Вылезаю из постели, надеваю сапоги. Для начала надо разобраться, где я нахожусь. Понятно, что не у Джи, а жаль. Но хоть какая-то конкретика.
Мне хочется принять душ и отмыться от блох, запаха псины и воспоминаний вчерашнего вечера. Смотрю на свои часы — 00:03. Примерно в это время полиция засекла тусовку на Пляже. Видимо, тогда они и остановились. Я нечаянно стукнула их, когда падала в туннеле. Надеюсь, отец не заходил в мою комнату проверить, вернулась ли я вчера домой. Потому что если заходил — мне конец.
— Где мы? Какое тут ближайшее метро?
— Метро? О чем вы говорите? — не понимает Амадей.
Как надоел, а! Он сам еще не задолбался играть? Я подхожу к окну и отодвигаю тяжелую пыльную штору. Снаружи определенно Париж. Ну, хоть это радует. Но потом я вижу то же, что и вчера, — лошадей и повозки. Никаких машин. Никаких автобусов. Женщины в старинных платьях. Мужчины продают дрова и молоко в ведрах. Это все часть кинопроекта, твержу я себе и озираюсь в поисках Эйфелевой башни, но ее нигде не видно. Как и других высоких зданий. Я снова задергиваю штору. За столом Амадей продолжает мучить одну и ту же фразу. У меня от этих звуков раскалывается голова.
— Не тот аккорд! Возьми соль минор.
— Минор, говорите?
— Да, минор.
— Неожиданный ход, — бормочет он, пробуя новый аккорд.
— Есть еще кофе? — спрашиваю я.
— Есть, — отвечает он, но не сдвигается с места.
Я решаю сама найти кофеварку, холодильник и раковину, но ничего этого нет. Комната большая, но в ней только камин, немного мебели — и все. Я открываю дверцу буфета и обнаруживаю кувшин красного вина, ломоть твердого сыра и мокрую кофейную гущу в миске. Этот парень определенно не фанат порядка. Я беру миску и ищу глазами мусорку.
— Что вы делаете? — удивляется Амадей.
— Хочу выбросить гущу. Где у тебя кофе лежит?
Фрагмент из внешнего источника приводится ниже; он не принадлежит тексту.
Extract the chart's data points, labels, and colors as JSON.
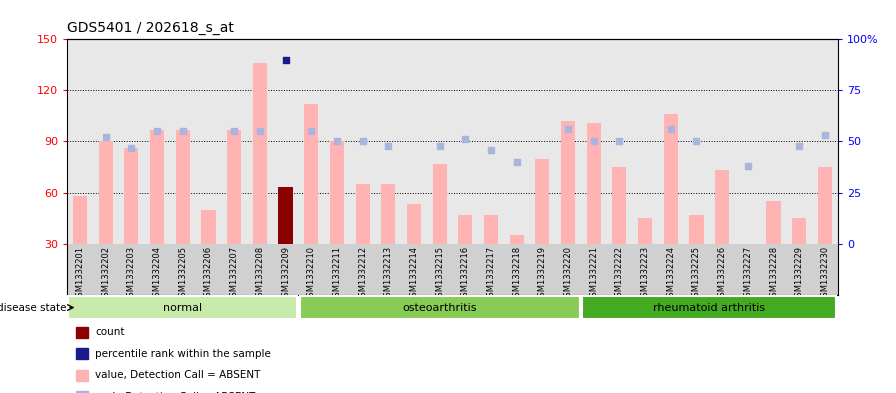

— Вы с ума сошли? Это и есть кофе! Поставьте на место!
— Так его уже заваривали.
— Всего дважды! В нем еще остался аромат. Нам повезло, что есть хотя бы такой. Кофе и сахар почти не поступают с плантаций. А что доходит до Парижа, стоит возмутительно дорого. Будто вы сами не знаете… — Тут он вдруг оживляется. — Возможно, у вас есть какие-то связи с поставщиками? Откуда вы сами берете сахар и кофе? Я бы дорого за них заплатил. Я не могу сочинять музыку без кофе. Признаться, я без него Даже думать толком не могу.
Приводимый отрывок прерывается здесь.